What are the two variants of the DuPont system?

A

Original three-part approach and extended five-part system

Each variant provides a different level of detail in analyzing ROE.

57
Q

How is ROE defined in the original DuPont approach?

A

ROE = net income / average equity

Average or year-end values for equity can be used.

58
Q

What is the formula for ROE after multiplying by (average total assets / average total assets)?

A

ROE = (net income / average total assets) × (average total assets / average stockholders’ equity)

The first term is ROA, and the second term is a financial leverage ratio.

59
Q

What does the financial leverage ratio indicate?

A

It increases as the use of debt financing increases

This reflects the company’s reliance on debt for financing.

60
Q

What is the expanded formula for ROE including revenue?

A

ROE = (net income / revenue) × (revenue / average total assets) × (average total assets / average stockholders’ equity)

The first term becomes net profit margin, the second term is total asset turnover, and the third term is financial leverage.

61
Q

What is the original DuPont equation?

A

ROE = net profit margin × total asset turnover × financial leverage

This equation breaks down ROE into three key components.

62
Q

What happens if ROE is relatively low?

A

At least one of the following is true: poor profit margin, poor asset turnover, or too little leverage

This indicates potential areas for improvement in financial performance.

63
Q

What does the extended (5-way) DuPont equation include?

A

ROE = (net income / EBT) × (EBT / EBIT) × (EBIT / revenue) × (revenue / average assets) × (average assets / average equity)

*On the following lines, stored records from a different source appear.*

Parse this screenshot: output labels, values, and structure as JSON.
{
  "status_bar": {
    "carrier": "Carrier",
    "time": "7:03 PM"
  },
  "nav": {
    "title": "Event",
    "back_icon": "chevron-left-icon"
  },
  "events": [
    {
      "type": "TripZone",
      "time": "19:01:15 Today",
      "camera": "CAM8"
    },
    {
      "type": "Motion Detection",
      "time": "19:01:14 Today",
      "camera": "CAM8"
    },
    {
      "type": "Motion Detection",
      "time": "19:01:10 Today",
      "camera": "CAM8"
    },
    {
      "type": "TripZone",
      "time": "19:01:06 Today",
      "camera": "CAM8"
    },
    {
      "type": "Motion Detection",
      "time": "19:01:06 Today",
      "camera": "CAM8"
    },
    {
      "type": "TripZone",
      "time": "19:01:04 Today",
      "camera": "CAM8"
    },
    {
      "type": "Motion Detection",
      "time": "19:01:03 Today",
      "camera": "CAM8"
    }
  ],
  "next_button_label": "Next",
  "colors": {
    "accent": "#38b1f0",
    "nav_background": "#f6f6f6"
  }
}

This version decomposes net profit margin into three additional components.

64
Q

What is the tax burden in the extended DuPont equation?

A

net income / EBT, equal to (1 - tax rate)

It reflects the effect of taxes on net income.

65
Q

What is the interest burden in the extended DuPont equation?

A

EBT / EBIT

It indicates the proportion of earnings before interest and taxes that is consumed by interest payments.

66
Q

What is the EBIT margin?

A

EBIT / revenue

It measures the operational profitability of the company.

67
Q

How does an increase in interest expense affect ROE?

A

It increases the interest burden and tends to decrease ROE

Higher interest payments can offset the positive effects of leverage.

68
Q

What effects do high profit margins, leverage, and asset turnover have on ROE?

A

They generally lead to high levels of ROE

However, more leverage can lead to higher interest payments, which may negate some benefits.

69
Q

What is the relationship between taxes and ROE?

A

Higher taxes will always lead to lower levels of ROE

This indicates the negative impact of taxation on shareholder returns.